There is also a lot we still don’t know, including the symptomaticity ratio, fatality rate, and immunity. The fatality rate will also be impacted by demographics — such as age and underlying conditions — and access to healthcare, all of which vary between countries, cities, and even neighborhoods.

Outcomes will also vary based on behaviors, such as how well communities adhere to social distancing measures. (The IHME model revised its projections down last week, based on more optimistic assumptions about adherence.) Models are not our destiny, and the ultimate outcomes will depend on how we respond. As New York’s Governor Cuomo noted this morning: “Whatever we do today will determine the infection rate tomorrow. You stop what you’re doing or behave differently, and you will get a different result.”

As the focus shifts to reopening the economy, countries and states are deciding what indicators to use to inform decisions to relax social distancing rules. For example, yesterday New York City started reporting on three indicators — hospital admissions, critical care capacity, and positive test rates — which will inform when social distancing rules are relaxed. And today, the World Health Organization shared criteria for lifting restrictions, including that health system capacities are in place to detect, test, isolate and treat every case and trace every contact.

The unknowns

As with any virus, there are concerns over false negative virology test results, but a positive result is very likely to be accurate. Without accurate and widespread testing, we don’t know how many people have the virus or what the actual fatality rate is.

There’s evidence that COVID-19 patients who are asymptomatic or have mild symptoms can transmit the virus; biometric data from wearables and connected devices can point to trends, but won’t identify every potential case if they rely on symptoms alone. Kinsa is aggregating temperature data from its smart thermometers to track “atypical fevers” in the United States; the company’s Health Weather Map showed the positive impact of social distancing measures before public health officials could spot the decline in hospital admissions.

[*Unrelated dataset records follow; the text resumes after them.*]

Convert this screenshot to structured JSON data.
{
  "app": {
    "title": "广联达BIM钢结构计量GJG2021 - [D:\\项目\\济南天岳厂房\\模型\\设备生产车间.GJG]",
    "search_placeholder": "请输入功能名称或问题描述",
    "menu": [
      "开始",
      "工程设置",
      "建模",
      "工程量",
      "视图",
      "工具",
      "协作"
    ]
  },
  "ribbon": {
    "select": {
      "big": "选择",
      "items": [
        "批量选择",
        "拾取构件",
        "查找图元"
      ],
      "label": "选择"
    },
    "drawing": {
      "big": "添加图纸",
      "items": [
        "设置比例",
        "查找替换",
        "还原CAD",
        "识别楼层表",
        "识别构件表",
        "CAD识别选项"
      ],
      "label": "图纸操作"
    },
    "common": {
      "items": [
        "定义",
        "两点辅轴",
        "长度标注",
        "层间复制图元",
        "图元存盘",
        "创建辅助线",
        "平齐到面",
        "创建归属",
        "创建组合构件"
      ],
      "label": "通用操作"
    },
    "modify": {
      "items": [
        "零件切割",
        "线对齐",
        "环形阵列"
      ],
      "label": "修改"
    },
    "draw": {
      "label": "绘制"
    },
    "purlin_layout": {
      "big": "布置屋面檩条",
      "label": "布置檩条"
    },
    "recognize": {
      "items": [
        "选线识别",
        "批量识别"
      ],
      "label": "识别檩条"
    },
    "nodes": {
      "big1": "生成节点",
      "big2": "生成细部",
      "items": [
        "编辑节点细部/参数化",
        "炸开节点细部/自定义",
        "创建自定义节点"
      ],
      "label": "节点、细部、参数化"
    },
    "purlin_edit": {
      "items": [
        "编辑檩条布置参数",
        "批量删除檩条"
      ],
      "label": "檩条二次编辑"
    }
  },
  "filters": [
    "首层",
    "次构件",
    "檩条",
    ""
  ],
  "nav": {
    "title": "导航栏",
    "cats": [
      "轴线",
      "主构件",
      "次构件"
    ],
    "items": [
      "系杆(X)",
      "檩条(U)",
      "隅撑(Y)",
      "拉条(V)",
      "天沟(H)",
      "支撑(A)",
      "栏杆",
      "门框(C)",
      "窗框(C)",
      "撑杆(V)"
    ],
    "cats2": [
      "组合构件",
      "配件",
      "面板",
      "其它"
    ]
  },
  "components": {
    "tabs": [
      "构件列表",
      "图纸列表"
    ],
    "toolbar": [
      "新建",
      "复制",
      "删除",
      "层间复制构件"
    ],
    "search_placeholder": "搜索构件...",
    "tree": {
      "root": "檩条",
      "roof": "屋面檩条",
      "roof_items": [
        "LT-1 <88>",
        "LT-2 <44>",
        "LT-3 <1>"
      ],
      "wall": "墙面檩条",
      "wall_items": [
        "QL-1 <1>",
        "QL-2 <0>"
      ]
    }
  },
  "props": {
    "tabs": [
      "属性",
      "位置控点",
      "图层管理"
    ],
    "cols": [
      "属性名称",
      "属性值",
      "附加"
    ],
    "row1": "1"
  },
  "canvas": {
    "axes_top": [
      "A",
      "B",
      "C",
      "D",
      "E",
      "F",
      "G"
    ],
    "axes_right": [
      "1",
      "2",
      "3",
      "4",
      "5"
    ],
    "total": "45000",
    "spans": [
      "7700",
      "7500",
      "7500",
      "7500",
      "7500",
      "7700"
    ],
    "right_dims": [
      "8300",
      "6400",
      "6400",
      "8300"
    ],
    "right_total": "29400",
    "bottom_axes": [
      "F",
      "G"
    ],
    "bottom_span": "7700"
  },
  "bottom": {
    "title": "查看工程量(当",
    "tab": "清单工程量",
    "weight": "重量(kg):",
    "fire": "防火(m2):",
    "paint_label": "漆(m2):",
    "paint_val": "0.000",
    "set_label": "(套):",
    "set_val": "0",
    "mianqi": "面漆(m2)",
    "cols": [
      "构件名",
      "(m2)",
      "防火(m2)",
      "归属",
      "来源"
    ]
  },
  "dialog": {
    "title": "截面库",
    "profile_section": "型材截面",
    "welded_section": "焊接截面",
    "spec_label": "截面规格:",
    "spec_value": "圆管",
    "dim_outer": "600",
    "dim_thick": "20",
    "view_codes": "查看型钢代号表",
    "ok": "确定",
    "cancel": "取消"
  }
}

Understanding social distance measures — and local adherence to them — can also improve projection models. Stanford researchers are attempting to build a county-level dataset of measures, and companies like Apple and Google are using geolocation data from map apps to publish mobility reports. The CDC used cell phone data from four different cities to see if people in New York City, Seattle, New Orleans, and San Francisco were limiting their movements last month. Steep declines in public transportation ridership also indicate a sharp drop in mobility.

These secondary sources of data help us understand social distancing and how it’s helping us flatten the curve. Similarly, we could use nontraditional data sources to help us assess opportunities for selectively opening and closing parts of the economy. There’s a lot we don’t know, and we may need to think creatively about how to spot real-time, community-level trends. Could data from credit card payments, traffic cameras, transit turnstiles, smartwatches and fitness trackers, or internet search results tell us about which areas are safe and which ones might be emerging hotspots?

Where do we go from here?

Assuming states and cities can obtain, distribute, and process tests quickly — and trace potential transmission in real-time — we’ll need post-peak models that can identify stubborn hotspots and project future waves. Then, finally, lower-risk areas may be able to reopen.

The longer-term outlook depends on several factors we’re still learning about — such as the degree of seasonal variation in transmission, the role of antibodies, the duration of immunity, and the degree of cross-immunity between COVID-19 and other coronaviruses.

Of course, the need for accurate projection models won’t end with everyone going back to work. We need to ask and answer important questions — and create models that will address the longer-term health impacts of widespread shutdowns. For example, how many children won’t get MMR vaccinations on time? How many people will have untreated cavities because they weren’t able to go to the dentist? And what is the cumulative impact on outcomes for those living with conditions such as diabetes, heart disease, or kidney disease?